How to Find the Best Cure for Down Syndrome Sloth

How to find the best cure for Down syndrome sloths?

Well, for now, you can’t.

But thanks to a study from the University of Wisconsin-Madison, you don’t have to look any further than your backyard for a solution.

Researchers say the study is proof that the most common diagnosis for children with Down syndrome is a “sloth disorder.”

“It’s really rare for any child to have Down syndrome, but it’s quite common for children to have an impairment of one of the main functions of their brain — their sensory function,” said lead researcher and assistant professor of pediatrics, Dr. Michelle DeMarco.

“That’s what’s causing these problems in children with autism spectrum disorder.”

The team found that in a small subset of the nearly 2,000 children diagnosed with Down Syndrome, a “sustained” impairment in sensory function (the absence of one or more of the brain’s sensory pathways) was associated with a “low rate of clinical remission” in the children’s autism spectrum disorders (ASD).

“It suggests that there’s a threshold for how long you need to go without a clinical remission,” said Dr. DeMarco, who also serves as the senior author of the study.

This is the first study to directly link a persistent sensory impairment with a reduction in a child’s autism severity.

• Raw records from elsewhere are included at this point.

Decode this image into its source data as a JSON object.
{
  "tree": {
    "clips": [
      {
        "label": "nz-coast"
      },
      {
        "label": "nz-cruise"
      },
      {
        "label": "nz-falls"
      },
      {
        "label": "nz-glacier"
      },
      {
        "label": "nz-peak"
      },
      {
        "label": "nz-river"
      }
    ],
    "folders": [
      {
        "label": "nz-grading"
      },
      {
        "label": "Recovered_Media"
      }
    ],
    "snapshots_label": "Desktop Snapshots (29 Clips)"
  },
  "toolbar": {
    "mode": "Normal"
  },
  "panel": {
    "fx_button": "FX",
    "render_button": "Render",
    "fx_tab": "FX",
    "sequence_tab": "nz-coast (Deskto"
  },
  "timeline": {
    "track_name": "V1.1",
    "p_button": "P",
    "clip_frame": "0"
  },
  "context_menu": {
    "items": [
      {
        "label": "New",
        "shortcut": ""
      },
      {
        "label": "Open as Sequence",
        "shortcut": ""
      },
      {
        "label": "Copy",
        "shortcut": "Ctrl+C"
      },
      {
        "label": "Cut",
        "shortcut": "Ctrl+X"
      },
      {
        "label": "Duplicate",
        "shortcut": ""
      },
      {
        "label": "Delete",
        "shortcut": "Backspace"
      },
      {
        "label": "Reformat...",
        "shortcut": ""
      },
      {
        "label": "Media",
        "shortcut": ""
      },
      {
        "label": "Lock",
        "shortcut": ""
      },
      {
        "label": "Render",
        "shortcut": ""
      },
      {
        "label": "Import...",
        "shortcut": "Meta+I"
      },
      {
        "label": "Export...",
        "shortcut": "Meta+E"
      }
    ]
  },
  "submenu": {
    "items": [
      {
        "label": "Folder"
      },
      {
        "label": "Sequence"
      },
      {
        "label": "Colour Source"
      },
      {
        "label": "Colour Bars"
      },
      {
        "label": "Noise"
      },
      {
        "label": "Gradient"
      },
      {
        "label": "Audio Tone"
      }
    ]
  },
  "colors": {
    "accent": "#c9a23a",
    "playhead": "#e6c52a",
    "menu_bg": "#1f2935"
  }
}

The researchers also found that these children had a lower chance of being diagnosed with ASD when compared to children who didn’t have a persistent impairment in their sensory functions.

“If you’re having trouble with sensory function, it’s likely because you have some other problem, and then you’re going through that process of trying to overcome it,” DeMarco said.

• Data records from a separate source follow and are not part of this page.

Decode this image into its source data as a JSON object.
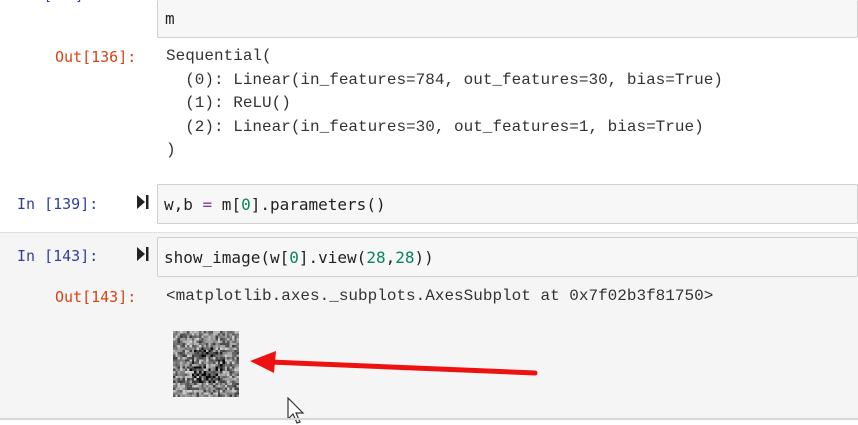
{
  "cells": {
    "partial_prompt": "[   ]",
    "cell_m": {
      "code": "m"
    },
    "out136": {
      "prompt": "Out[136]:",
      "lines": [
        "Sequential(",
        "  (0): Linear(in_features=784, out_features=30, bias=True)",
        "  (1): ReLU()",
        "  (2): Linear(in_features=30, out_features=1, bias=True)",
        ")"
      ]
    },
    "in139": {
      "prompt": "In [139]:",
      "code_a": "w,b ",
      "code_op": "=",
      "code_b": " m[",
      "code_num": "0",
      "code_c": "].parameters()"
    },
    "in143": {
      "prompt": "In [143]:",
      "code_a": "show_image(w[",
      "code_num1": "0",
      "code_b": "].view(",
      "code_num2": "28",
      "code_c": ",",
      "code_num3": "28",
      "code_d": "))"
    },
    "out143": {
      "prompt": "Out[143]:",
      "text": "<matplotlib.axes._subplots.AxesSubplot at 0x7f02b3f81750>"
    }
  },
  "colors": {
    "in_prompt": "#303f9f",
    "out_prompt": "#d84315",
    "number": "#098658",
    "arrow": "#ee1111"
  },
  "icons": [
    "run-cell-icon",
    "mouse-cursor-icon"
  ]
}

“We don’t know exactly what’s the cause of this, but we do know that if a child has a sensory impairment that’s causing a lot of these problems, they’re going to have a lower rate of having clinical remission.”

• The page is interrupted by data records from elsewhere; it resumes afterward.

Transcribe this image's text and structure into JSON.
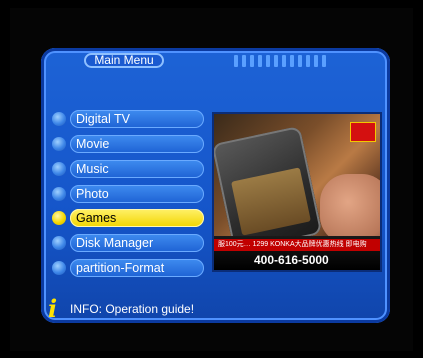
{
  "header": {
    "title": "Main Menu"
  },
  "menu": {
    "items": [
      {
        "label": "Digital TV"
      },
      {
        "label": "Movie"
      },
      {
        "label": "Music"
      },
      {
        "label": "Photo"
      },
      {
        "label": "Games"
      },
      {
        "label": "Disk Manager"
      },
      {
        "label": "partition-Format"
      }
    ],
    "selected_index": 4
  },
  "preview": {
    "ticker_line1": "服100元…  1299 KONKA大品牌优惠热线  即电购",
    "ticker_line2": "400-616-5000"
  },
  "info": {
    "icon": "info-icon",
    "text": "INFO: Operation guide!"
  },
  "colors": {
    "panel": "#1555c9",
    "highlight": "#f2d500",
    "info_icon": "#ffe400"
  }
}
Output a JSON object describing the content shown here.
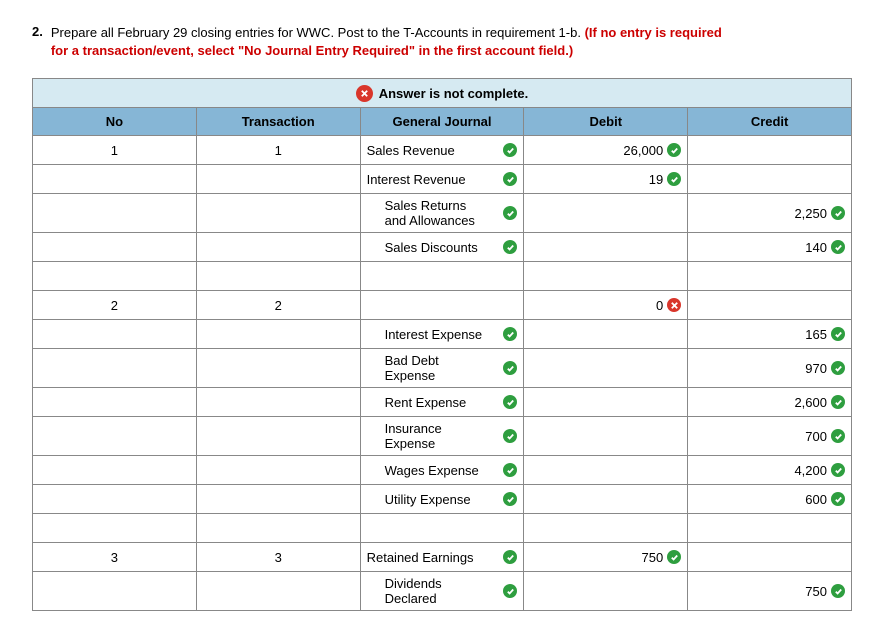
{
  "question": {
    "number": "2.",
    "text_black": "Prepare all February 29 closing entries for WWC. Post to the T-Accounts in requirement 1-b. ",
    "text_red": "(If no entry is required for a transaction/event, select \"No Journal Entry Required\" in the first account field.)"
  },
  "banner": "Answer is not complete.",
  "headers": {
    "no": "No",
    "transaction": "Transaction",
    "gj": "General Journal",
    "debit": "Debit",
    "credit": "Credit"
  },
  "rows": [
    {
      "no": "1",
      "trx": "1",
      "gj": "Sales Revenue",
      "gj_mark": "ok",
      "indent": false,
      "debit": "26,000",
      "debit_mark": "ok",
      "credit": "",
      "credit_mark": ""
    },
    {
      "no": "",
      "trx": "",
      "gj": "Interest Revenue",
      "gj_mark": "ok",
      "indent": false,
      "debit": "19",
      "debit_mark": "ok",
      "credit": "",
      "credit_mark": ""
    },
    {
      "no": "",
      "trx": "",
      "gj": "Sales Returns and Allowances",
      "gj_mark": "ok",
      "indent": true,
      "debit": "",
      "debit_mark": "",
      "credit": "2,250",
      "credit_mark": "ok"
    },
    {
      "no": "",
      "trx": "",
      "gj": "Sales Discounts",
      "gj_mark": "ok",
      "indent": true,
      "debit": "",
      "debit_mark": "",
      "credit": "140",
      "credit_mark": "ok"
    },
    {
      "no": "",
      "trx": "",
      "gj": "",
      "gj_mark": "",
      "indent": false,
      "debit": "",
      "debit_mark": "",
      "credit": "",
      "credit_mark": ""
    },
    {
      "no": "2",
      "trx": "2",
      "gj": "",
      "gj_mark": "",
      "indent": false,
      "debit": "0",
      "debit_mark": "bad",
      "credit": "",
      "credit_mark": ""
    },
    {
      "no": "",
      "trx": "",
      "gj": "Interest Expense",
      "gj_mark": "ok",
      "indent": true,
      "debit": "",
      "debit_mark": "",
      "credit": "165",
      "credit_mark": "ok"
    },
    {
      "no": "",
      "trx": "",
      "gj": "Bad Debt Expense",
      "gj_mark": "ok",
      "indent": true,
      "debit": "",
      "debit_mark": "",
      "credit": "970",
      "credit_mark": "ok"
    },
    {
      "no": "",
      "trx": "",
      "gj": "Rent Expense",
      "gj_mark": "ok",
      "indent": true,
      "debit": "",
      "debit_mark": "",
      "credit": "2,600",
      "credit_mark": "ok"
    },
    {
      "no": "",
      "trx": "",
      "gj": "Insurance Expense",
      "gj_mark": "ok",
      "indent": true,
      "debit": "",
      "debit_mark": "",
      "credit": "700",
      "credit_mark": "ok"
    },
    {
      "no": "",
      "trx": "",
      "gj": "Wages Expense",
      "gj_mark": "ok",
      "indent": true,
      "debit": "",
      "debit_mark": "",
      "credit": "4,200",
      "credit_mark": "ok"
    },
    {
      "no": "",
      "trx": "",
      "gj": "Utility Expense",
      "gj_mark": "ok",
      "indent": true,
      "debit": "",
      "debit_mark": "",
      "credit": "600",
      "credit_mark": "ok"
    },
    {
      "no": "",
      "trx": "",
      "gj": "",
      "gj_mark": "",
      "indent": false,
      "debit": "",
      "debit_mark": "",
      "credit": "",
      "credit_mark": ""
    },
    {
      "no": "3",
      "trx": "3",
      "gj": "Retained Earnings",
      "gj_mark": "ok",
      "indent": false,
      "debit": "750",
      "debit_mark": "ok",
      "credit": "",
      "credit_mark": ""
    },
    {
      "no": "",
      "trx": "",
      "gj": "Dividends Declared",
      "gj_mark": "ok",
      "indent": true,
      "debit": "",
      "debit_mark": "",
      "credit": "750",
      "credit_mark": "ok"
    }
  ]
}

The study, which was published in the journal Pediatrics, also found a significant difference in the rate of ASD diagnoses among the children who had a persistent impaired sensory function.

“It makes sense that having a sensory problem would be associated with higher rates of ASD diagnosis,” DeLucas said.

In addition, the researchers say they found that children who were diagnosed with a persistent ASD impairment were also more likely to be diagnosed with developmental delay, a developmental disorder that often affects children with ASD, and had lower scores on standardized testing.

“Our study demonstrates that a child with an ASD impairment is at risk of a very low rate of recovery from a clinical diagnosis, even though their impairment is not clear-cut,” said DeMarco in a statement.

“This is why it’s important to understand that a parent with an autism diagnosis is more likely than their non-autistic peers to have other underlying developmental problems and to have symptoms that would be expected to cause an ASD diagnosis in that child.”